China buyers toured soybeans production facilities in August looking for cheaper substitutes of US products and alternatives to Brazilian production. In the first half of 2019, the country imported 2.4 million tons of soybeans from Argentina, 10 times more than in the same period last year.
Within this context of the tense supply, the Chinese government is advocating to diversify sources of cooking oil and animal feeds in order to reduce dependence on soybean-based products, according to an expert close to the Ministry of Agriculture interviewed by Chinese media Caixin.
The losers: Chinese consumers facing an increase in pork price
Across China, pork prices have doubled since July, reaching a record high of 33 CNY (USD 4.64) per kilogram, surpassing any forecast. The last time pork prices reached similar levels, in June 2016, they peaked at 31.56 yuan per kilogram, according to the Ministry of Agriculture and Rural Affairs. The prices are not expected to decrease as pork is one the main product consumed during the coming festivities such as Lunar New Year holiday. Pork is by far the most popular meat consumed in China, and data from Beijing-based financial news outlet Caixin shows that each person in China consumes about 55kg of it every year. The sharp drop of pork supply caused prices to soar and led to growing public discontent.
According to Chinese officials from the Ministry of Agriculture and Rural Affairs, quoted by the South China Morning Post, “American pork imports account for less than 0.2% of Chinese output, so the trade dispute with the United States will have no impact on pork supply and pork prices in China”. It is true that China is currently experiencing an African swine fever epidemic that could wipe out half its pig population by the end of the year. Nevertheless, some measures took by the Chinese government have had undeniable effects on the pork supply: on September 1st, China imposed an additional 10 per cent tariff on US farm imports, leading to an increase of a 72 per cent duty for imported US pork. China also recently cancelled a large purchase of 14,700 metric tons of US pork. Germany, Spain and Brazil are now taking a growing part of this market.
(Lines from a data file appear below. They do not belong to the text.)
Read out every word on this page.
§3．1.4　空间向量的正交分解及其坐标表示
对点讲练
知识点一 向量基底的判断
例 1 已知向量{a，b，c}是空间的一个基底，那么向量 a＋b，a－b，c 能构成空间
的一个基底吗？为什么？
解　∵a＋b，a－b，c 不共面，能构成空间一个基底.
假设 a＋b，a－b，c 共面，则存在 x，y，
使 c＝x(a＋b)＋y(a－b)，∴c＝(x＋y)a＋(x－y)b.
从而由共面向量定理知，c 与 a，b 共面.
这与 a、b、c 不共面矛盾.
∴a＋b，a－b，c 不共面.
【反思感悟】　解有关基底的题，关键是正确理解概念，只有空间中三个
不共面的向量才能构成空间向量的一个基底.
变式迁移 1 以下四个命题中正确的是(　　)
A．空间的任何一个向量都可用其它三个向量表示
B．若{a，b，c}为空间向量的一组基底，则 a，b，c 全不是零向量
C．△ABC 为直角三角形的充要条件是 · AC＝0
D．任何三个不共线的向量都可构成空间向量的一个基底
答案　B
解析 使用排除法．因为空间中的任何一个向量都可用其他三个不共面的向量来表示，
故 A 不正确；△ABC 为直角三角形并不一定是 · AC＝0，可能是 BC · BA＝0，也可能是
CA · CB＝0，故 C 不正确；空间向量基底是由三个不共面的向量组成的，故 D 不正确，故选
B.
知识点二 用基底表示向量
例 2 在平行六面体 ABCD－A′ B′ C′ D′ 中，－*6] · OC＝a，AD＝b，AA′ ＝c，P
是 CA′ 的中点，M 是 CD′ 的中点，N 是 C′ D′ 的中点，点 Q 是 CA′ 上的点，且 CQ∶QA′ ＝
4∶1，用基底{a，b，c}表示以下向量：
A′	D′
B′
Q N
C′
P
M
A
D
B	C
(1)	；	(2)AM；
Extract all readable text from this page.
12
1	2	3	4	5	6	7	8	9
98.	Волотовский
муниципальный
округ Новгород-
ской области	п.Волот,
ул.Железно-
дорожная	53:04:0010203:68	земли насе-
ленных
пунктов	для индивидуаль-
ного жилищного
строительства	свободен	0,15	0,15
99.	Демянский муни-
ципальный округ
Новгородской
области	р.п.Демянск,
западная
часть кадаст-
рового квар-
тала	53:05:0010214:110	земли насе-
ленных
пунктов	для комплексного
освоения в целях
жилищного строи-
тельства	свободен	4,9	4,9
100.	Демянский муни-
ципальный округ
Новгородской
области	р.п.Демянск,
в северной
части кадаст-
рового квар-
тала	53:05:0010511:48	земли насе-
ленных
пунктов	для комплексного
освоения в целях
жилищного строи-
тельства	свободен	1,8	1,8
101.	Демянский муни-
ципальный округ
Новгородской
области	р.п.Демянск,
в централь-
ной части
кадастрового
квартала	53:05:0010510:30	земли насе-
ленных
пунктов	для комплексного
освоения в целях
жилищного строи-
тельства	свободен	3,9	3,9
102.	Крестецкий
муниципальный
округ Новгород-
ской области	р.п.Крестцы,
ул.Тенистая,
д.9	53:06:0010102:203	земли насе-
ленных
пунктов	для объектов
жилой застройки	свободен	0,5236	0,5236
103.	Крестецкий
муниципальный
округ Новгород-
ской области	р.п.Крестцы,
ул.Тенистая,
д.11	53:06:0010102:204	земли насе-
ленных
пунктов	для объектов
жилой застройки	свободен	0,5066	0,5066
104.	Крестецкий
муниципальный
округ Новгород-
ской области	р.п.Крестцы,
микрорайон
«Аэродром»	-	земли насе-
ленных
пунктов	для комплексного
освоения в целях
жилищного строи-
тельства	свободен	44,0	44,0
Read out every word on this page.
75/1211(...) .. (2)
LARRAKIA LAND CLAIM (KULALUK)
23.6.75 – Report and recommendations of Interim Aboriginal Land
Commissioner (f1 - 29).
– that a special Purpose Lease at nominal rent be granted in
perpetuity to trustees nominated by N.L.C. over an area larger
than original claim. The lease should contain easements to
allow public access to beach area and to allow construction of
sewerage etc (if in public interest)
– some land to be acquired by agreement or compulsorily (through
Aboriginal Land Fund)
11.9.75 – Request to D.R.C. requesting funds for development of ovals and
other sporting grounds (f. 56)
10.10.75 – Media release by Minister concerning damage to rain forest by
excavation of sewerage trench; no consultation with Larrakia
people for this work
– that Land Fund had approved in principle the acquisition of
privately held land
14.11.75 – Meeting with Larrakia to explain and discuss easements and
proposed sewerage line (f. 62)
The outsider: Canada now provides China with wheat and lobsters
As a sign of an increase in wealth of a part of its population, China has become the second larger importer of Maine lobster in 2017, a trend confirmed in the first half of 2018 with an increase of 169%. The Chinese tariffs hit this delicacy and Canada now provides lobsters to China, as those fished in Maine’s waters are the same species as the ones found in Nova Scotia and New Brunswick’s waters in Canada. American lobstermen don’t see any respite to come soon in the context of trade war between the first two global economies, whereas their Canadian homologue expect bigger paydays ahead.
As far as wheat is concerned, China bought 1.5 million tons from Canada from August 2018 through April 2019, nearly double the pace of a year earlier, according to Canadian Grain Commission data. In August, Canada’s share of total Chinese imports of wheat has rocketed above 60% in market year 2018/19, up from 32% on 2017/18, as US wheat exports to China have plunged. This soar of Chinese demand for Canadian wheat has not been affected by the political tensions between the two countries: this year, Canadian police arrested an executive with Chinese telecommunications company Huawei Technologies Co. Ltd. at the request of the U.S. Shortly after, China halted imports of Canadian canola, citing pests in some shipments, but the wheat demand continued to increase.